How long after I file a Chapter 7 bankruptcy can I file again?
A Chapter 7 Bankruptcy can only be filed once every eight (8) years.
Do the Chapter 13 payments have to be deducted from my wages or can I pay them directly myself?
In the Central District of Illinois, the Bankruptcy Trustee requires Chapter 13 payments to be made through direct deduction from your wages. However, you may be able to make the payments yourself if your source of income is self-employment or other non-employer sources.
What is the 341 First Meeting of Creditors and what happens there?

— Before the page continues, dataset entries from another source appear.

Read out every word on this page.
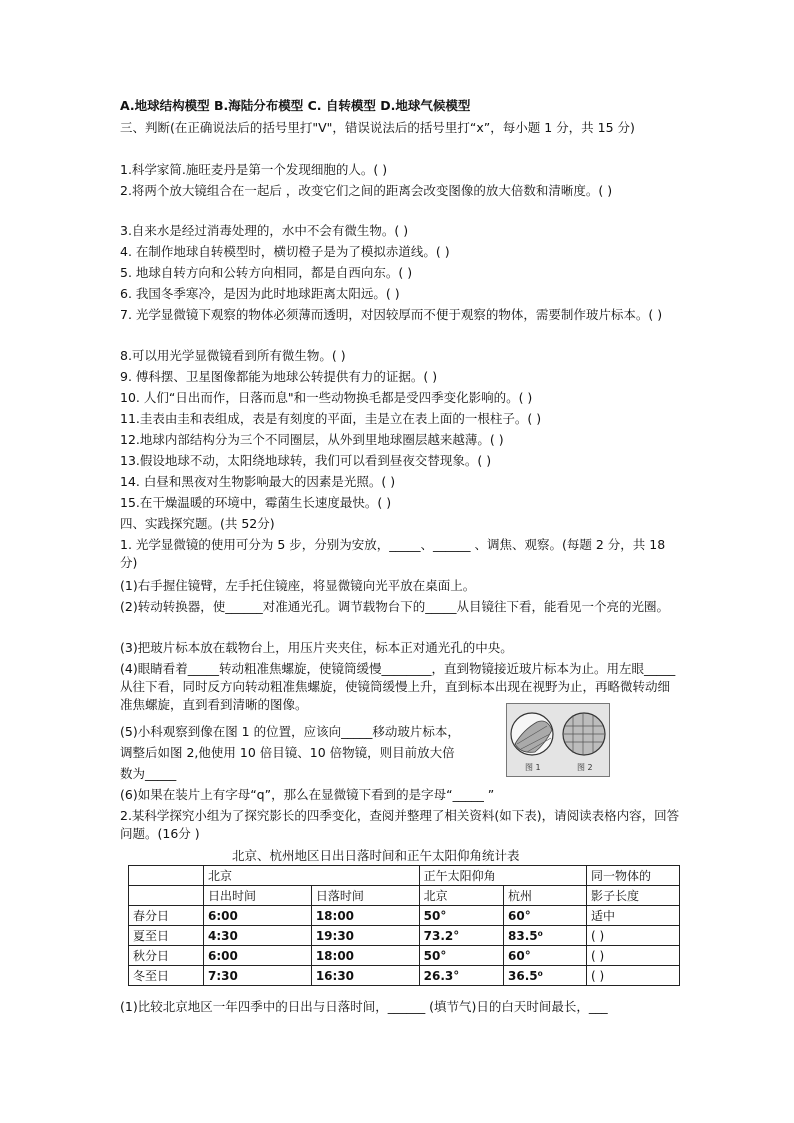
A.地球结构模型 B.海陆分布模型 C. 自转模型 D.地球气候模型
三、判断(在正确说法后的括号里打"V"，错误说法后的括号里打“x”，每小题 1 分，共 15 分)
1.科学家简.施旺麦丹是第一个发现细胞的人。( )
2.将两个放大镜组合在一起后 ，改变它们之间的距离会改变图像的放大倍数和清晰度。( )
3.自来水是经过消毒处理的，水中不会有微生物。( )
4. 在制作地球自转模型时，横切橙子是为了模拟赤道线。( )
5. 地球自转方向和公转方向相同，都是自西向东。( )
6. 我国冬季寒冷，是因为此时地球距离太阳远。( )
7. 光学显微镜下观察的物体必须薄而透明，对因较厚而不便于观察的物体，需要制作玻片标本。( )
8.可以用光学显微镜看到所有微生物。( )
9. 傅科摆、卫星图像都能为地球公转提供有力的证据。( )
10. 人们“日出而作，日落而息"和一些动物换毛都是受四季变化影响的。( )
11.圭表由圭和表组成，表是有刻度的平面，圭是立在表上面的一根柱子。( )
12.地球内部结构分为三个不同圈层，从外到里地球圈层越来越薄。( )
13.假设地球不动，太阳绕地球转，我们可以看到昼夜交替现象。( )
14. 白昼和黑夜对生物影响最大的因素是光照。( )
15.在干燥温暖的环境中，霉菌生长速度最快。( )
四、实践探究题。(共 52分)
1. 光学显微镜的使用可分为 5 步，分别为安放，_____、______ 、调焦、观察。(每题 2 分，共 18分)
(1)右手握住镜臂，左手托住镜座，将显微镜向光平放在桌面上。
(2)转动转换器，使______对准通光孔。调节载物台下的_____从目镜往下看，能看见一个亮的光圈。
(3)把玻片标本放在载物台上，用压片夹夹住，标本正对通光孔的中央。
(4)眼睛看着_____转动粗准焦螺旋，使镜筒缓慢________，直到物镜接近玻片标本为止。用左眼_____从往下看，同时反方向转动粗准焦螺旋，使镜筒缓慢上升，直到标本出现在视野为止，再略微转动细准焦螺旋，直到看到清晰的图像。
(5)小科观察到像在图 1 的位置，应该向_____移动玻片标本，
调整后如图 2,他使用 10 倍目镜、10 倍物镜，则目前放大倍
数为_____
(6)如果在装片上有字母“q”，那么在显微镜下看到的是字母“_____ ”
2.某科学探究小组为了探究影长的四季变化，查阅并整理了相关资料(如下表)，请阅读表格内容，回答问题。(16分 )
图 1	图 2
北京、杭州地区日出日落时间和正午太阳仰角统计表
	北京		正午太阳仰角		同一物体的
	日出时间	日落时间	北京	杭州	影子长度
春分日	6:00	18:00	50°	60°	适中
夏至日	4:30	19:30	73.2°	83.5⁰	( )
秋分日	6:00	18:00	50°	60°	( )
冬至日	7:30	16:30	26.3°	36.5⁰	( )
(1)比较北京地区一年四季中的日出与日落时间，______ (填节气)日的白天时间最长，___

The Section 341 Hearing is an informal hearing conducted by a local attorney who has been assigned to your case as a Bankruptcy Case Trustee. The hearing is usually scheduled for a Wednesday or a Thursday in the Federal Court Annex Suite in the Bankruptcy Building in Peoria, Illinois. Hearings are set every half hour with approximately five to eight hearings per half hour. Therefore, each hearing ordinarily takes 5 to 7 minutes. At the 341 Hearing, the Bankruptcy Case Trustee asks you some of the same questions that we asked you prior to filing your bankruptcy case. The questions are aimed at determining if there are any assets which the trustee may be able to seize and sell to generate money for the creditors.
Your creditors also have an opportunity to attend the hearing and ask you questions. The only creditors that usually show up are those who are holding secured debts such as a car loan or a house mortgage.
How many hearings will I have to go to? Will I have to talk or will my attorney do all the talking?
In a typical case, there will only be one hearing for you to attend. You are required to answer the questions that the Bankruptcy Trustee asks you – typically, simple yes/no type questions and answers. The attorney’s job at the hearing is to attend to insure that nothing goes wrong and that if a problem does arise that it be taken care of as best as possible.
Is there any extra fee for the creditors hearing?
No, not for the Section 341 hearing. Additional hearings that may be required are billed on a need to attend and/or your desire for representation basis.